Photograph of a bathroom with white and lavender walls, a white sink and white door. Two sconces rest on either side of the mirror, both turned on.

Plumbers Doing Lighting

You’ve got the wrong professional.

A long time ago I spent several years as a full-time construction supervisor responsible for training volunteer crews and building new homes from the ground up with Habitat for Humanity in Mississippi.  I learned how to pour slab foundations, rough in plumbing, wire a breaker panel, install cabinets, put on a good roof and finish drywall.  By the end of the two years I could construct a home.

I also learned that being a good plumber, electrician or drywaller is not as easy as it looks.  I never acquired the training or spent the time to sweat the perfect copper joint and fear plumbing to this day.  I continue to get better at wiring, but a real electrician can make my work look novice in a heartbeat.  And don’t let me close to drywall mud.

A photograph of a bathroom with white sink and mirror over the sink. There are two wall sconces on either side of the mirror, both lights are turned on.

My point is that these jobs- often called the building trades- are skilled positions requiring knowledge, patience, training and experience.  One does not master installing a tub valve overnight, nor does one master finishing concrete to glassy smoothness in a week.  You shouldn’t hire me to do your plumbing.

And you should not hire a plumber to do your lighting design.

No one would, right?  No one would hire a plumber to do their lighting design, no one would hire an electrician to pour their driveway, no one would hire an interior designer to put on a new roof.  The creation of a home requires training and experience.

Okay, so no one hires plumbers to do lighting design, but the overwhelming majority of homeowners unwittingly hire electricians to do it.  The logic goes something like this: “The electrician installs and connects the lighting, so they must be qualified to lay it out.”

You might also say “the carpenter builds the walls, so they must be qualified to design homes.”

“The architect draws the plans, so they should be able to lay the concrete block foundation.”

Photograph of a bathroom with wooden floors and countertops. There are two winks along the counter and a continuous mirror for a wall above them.

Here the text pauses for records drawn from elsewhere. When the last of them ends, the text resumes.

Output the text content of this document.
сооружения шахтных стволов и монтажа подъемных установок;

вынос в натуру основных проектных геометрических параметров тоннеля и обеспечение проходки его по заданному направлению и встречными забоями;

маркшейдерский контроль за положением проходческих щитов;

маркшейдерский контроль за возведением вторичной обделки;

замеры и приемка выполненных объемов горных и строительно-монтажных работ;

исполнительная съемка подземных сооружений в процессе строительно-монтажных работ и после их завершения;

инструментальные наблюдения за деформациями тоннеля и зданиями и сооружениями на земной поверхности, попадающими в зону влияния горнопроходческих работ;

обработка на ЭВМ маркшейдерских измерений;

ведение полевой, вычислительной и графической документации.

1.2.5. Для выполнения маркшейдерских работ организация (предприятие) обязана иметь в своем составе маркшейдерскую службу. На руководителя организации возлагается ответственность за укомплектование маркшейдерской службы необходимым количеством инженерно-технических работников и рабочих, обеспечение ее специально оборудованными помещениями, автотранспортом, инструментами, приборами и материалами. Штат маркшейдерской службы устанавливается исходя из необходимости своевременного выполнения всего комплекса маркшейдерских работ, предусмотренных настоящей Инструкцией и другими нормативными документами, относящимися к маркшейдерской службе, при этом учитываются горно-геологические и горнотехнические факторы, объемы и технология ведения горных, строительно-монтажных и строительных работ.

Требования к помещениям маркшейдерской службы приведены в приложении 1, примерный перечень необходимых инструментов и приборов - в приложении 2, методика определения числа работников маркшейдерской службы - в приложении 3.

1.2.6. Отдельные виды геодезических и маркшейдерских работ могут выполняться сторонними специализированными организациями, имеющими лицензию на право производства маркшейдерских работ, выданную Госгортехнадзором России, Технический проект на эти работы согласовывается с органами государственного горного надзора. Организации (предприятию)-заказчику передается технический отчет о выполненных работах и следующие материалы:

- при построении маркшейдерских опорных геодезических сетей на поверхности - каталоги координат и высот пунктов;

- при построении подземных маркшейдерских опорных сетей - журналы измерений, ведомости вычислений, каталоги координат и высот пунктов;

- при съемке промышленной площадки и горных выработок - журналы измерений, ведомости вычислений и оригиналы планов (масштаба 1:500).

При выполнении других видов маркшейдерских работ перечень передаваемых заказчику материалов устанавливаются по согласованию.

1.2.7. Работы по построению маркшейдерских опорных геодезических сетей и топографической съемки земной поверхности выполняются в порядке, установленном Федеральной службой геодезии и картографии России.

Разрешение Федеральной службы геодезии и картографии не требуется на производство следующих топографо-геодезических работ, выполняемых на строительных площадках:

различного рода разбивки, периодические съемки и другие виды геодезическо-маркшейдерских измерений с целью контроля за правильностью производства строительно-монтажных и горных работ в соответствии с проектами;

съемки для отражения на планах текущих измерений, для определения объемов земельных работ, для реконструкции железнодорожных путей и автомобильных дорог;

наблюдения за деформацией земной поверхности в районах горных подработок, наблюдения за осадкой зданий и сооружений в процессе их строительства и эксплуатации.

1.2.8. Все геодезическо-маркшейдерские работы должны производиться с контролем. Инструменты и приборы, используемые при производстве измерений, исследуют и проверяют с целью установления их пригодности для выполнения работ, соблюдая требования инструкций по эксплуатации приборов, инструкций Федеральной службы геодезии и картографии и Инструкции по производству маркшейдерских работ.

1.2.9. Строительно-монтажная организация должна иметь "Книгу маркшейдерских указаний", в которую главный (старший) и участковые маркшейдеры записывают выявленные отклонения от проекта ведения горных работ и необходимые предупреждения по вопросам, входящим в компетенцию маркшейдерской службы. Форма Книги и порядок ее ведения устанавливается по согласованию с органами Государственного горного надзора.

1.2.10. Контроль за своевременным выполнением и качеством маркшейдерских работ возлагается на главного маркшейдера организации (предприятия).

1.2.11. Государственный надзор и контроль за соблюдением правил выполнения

Three light fixtures rest on the mirror, turned on.

Today’s home is not a simple log cabin with a door, window and fireplace.  A good solid home requires all the trades- and designers- working together to the best of their abilities.  When we ask individuals to step outside of their expertise we risk lowering the quality of the home and negatively affecting our experience every day.

You need a good electrician to make sure your home is wired correctly, safely and up to code.  You need a good electrician to make sure your breaker panel is easy to maintain and lasts.  You need a good electrician to wire up lights and dimmers.

You also need a lighting designer to help you decide where to put those lights and what types of lights to use.

Don’t hire a plumber to do your lighting design, or an electrician for that matter.  Most of them are about as good at lighting as I am at plumbing.